Here $\mathbf v$ and $\mathbf u$ are same dimensional vectors used to shorten things up and $\varphi$ is our substitution. What is really intersting about this formula is the differential on the RHS. $|\det(D\varphi)(\mathbf u)|$ refers to the absolute value of the so-called Jacobian Determinant, which is a matrix consisting of partial derivatives of every $\varphi(u_i)$ w.r.t. every $u_i$. Note that for the case that we are dealing with $1$-dimensional functions $(1)$ is just our well-known Integration By Substitution.

Let us get back to the given case. We want to compute the following integral using the subsitutions $x=vt$ and $y=v(1-t)$ (note that there is a little mistake within your post as pointed out by kimchi lover)

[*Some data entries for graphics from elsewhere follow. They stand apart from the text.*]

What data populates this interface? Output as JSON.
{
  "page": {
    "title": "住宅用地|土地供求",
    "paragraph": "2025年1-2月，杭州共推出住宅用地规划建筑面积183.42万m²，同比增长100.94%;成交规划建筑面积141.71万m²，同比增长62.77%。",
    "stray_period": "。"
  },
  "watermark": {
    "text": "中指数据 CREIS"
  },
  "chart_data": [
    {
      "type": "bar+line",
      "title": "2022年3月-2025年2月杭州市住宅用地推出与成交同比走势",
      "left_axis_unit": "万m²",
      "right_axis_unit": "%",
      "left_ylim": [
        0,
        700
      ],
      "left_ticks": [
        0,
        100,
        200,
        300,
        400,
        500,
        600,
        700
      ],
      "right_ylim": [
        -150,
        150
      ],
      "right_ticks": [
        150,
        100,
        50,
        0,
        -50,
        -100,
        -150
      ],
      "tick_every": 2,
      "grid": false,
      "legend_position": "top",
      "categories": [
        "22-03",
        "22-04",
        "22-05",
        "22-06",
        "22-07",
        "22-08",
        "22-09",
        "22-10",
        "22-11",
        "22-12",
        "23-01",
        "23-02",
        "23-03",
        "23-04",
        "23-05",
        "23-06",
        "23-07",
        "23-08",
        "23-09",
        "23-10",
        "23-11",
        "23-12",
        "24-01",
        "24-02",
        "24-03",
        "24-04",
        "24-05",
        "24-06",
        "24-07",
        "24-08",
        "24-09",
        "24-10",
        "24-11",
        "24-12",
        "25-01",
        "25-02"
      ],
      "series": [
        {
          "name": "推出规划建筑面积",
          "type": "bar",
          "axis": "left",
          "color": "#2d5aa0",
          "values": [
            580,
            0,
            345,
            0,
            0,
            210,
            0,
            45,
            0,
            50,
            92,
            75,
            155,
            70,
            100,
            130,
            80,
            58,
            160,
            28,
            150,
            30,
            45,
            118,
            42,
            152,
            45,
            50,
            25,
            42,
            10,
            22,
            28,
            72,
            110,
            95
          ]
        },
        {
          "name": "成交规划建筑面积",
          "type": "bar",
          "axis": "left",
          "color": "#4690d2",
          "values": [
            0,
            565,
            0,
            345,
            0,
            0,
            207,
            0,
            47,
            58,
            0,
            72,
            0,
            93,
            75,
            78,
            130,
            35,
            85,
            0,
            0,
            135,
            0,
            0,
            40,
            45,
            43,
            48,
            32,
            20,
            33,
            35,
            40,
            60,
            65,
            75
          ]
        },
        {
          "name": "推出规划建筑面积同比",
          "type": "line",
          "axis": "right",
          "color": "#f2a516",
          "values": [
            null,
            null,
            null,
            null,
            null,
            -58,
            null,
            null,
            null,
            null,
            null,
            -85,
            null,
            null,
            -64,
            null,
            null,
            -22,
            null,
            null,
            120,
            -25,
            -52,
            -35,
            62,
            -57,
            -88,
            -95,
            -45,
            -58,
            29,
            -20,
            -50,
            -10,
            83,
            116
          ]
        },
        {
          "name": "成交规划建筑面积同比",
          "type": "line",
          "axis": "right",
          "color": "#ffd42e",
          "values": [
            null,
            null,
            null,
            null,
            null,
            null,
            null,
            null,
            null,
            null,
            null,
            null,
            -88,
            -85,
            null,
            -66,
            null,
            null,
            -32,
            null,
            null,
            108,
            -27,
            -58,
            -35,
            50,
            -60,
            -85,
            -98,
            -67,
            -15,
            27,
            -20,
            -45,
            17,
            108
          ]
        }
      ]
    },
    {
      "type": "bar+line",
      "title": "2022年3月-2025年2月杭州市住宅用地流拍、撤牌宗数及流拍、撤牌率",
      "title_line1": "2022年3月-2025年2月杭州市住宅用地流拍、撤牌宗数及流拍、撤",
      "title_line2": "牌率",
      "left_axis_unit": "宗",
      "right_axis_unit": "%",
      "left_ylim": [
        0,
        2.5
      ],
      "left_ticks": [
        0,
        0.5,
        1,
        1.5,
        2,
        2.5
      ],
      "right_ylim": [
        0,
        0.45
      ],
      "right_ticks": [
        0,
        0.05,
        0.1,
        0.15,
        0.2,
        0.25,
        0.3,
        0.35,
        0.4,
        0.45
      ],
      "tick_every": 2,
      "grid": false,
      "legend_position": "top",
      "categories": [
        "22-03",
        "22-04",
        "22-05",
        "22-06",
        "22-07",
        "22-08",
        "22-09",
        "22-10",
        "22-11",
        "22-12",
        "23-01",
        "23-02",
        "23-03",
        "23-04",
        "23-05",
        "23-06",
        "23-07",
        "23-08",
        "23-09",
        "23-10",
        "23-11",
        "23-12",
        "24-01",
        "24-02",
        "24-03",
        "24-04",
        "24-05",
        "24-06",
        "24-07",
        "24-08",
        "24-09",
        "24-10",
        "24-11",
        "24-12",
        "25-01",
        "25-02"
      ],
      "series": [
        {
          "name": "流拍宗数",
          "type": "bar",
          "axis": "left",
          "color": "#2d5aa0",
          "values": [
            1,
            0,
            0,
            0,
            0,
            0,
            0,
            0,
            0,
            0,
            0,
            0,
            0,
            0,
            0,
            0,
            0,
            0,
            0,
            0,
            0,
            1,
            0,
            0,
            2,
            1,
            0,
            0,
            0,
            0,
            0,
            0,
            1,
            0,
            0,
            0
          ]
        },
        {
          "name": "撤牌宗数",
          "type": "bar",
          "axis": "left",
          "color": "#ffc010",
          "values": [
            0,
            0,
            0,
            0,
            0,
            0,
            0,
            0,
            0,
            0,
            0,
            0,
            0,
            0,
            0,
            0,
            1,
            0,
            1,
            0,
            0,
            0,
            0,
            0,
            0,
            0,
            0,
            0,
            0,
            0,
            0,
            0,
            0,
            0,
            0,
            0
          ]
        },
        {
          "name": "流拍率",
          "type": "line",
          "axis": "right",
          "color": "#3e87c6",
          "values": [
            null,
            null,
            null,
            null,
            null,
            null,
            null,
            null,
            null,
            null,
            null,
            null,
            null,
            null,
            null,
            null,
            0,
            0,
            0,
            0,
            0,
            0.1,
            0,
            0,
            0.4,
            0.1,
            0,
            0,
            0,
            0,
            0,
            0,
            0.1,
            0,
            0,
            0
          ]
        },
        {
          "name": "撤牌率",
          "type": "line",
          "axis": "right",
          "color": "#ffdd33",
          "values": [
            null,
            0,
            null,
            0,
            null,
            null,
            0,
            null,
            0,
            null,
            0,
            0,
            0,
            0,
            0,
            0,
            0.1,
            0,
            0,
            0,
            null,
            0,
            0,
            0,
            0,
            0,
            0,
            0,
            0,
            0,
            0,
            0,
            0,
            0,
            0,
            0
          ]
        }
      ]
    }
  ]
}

$$\int_0^\infty\int_0^\infty x^{m-1}y^{n-1}e^{-(x+y)}\mathrm dx\mathrm dy$$

What we need to compute now are $1.$ the absolute value of the Jacobian Determinant and $2.$ the new borders of integration. The first one is quite simple since we get that

$$|\det(D\varphi(v,t))|=\begin{vmatrix}\frac{\partial}{\partial v}(vt)&\frac{\partial}{\partial t}(vt)\\\frac{\partial}{\partial v}(v(1-t))&\frac{\partial}{\partial t}(v(1-t))\end{vmatrix}=\begin{vmatrix}t&v\\1-t&-v\end{vmatrix}=|-vt-(1-t)v|=|-v|=v$$

Thus, we know that $\mathrm dx\mathrm dy=v~\mathrm dv\mathrm dt$. Since $0<x<\infty$ and $0<y<\infty$ we get by the relation $v=x+y$ and $t=\frac x{x+y}$ that $0<v<\infty$ and $0<t<1$ as our new borders (to be honest this part is tricky sometimes).

Combining what we have accomplished before we finally obtain by $(1)$ that

$$\therefore~\int_0^\infty\int_0^\infty x^{m-1}y^{n-1}e^{-(x+y)}\mathrm dx\mathrm dy=\int_0^1\int_0^\infty (vt)^{m-1}(v(1-t))^{n-1}e^{-v}v~\mathrm dv\mathrm dt$$

From hereon it is rather easy to be finished, i.e. splitting up the double integral, applying the defintions of the Gamma and the Beta Function and you are done.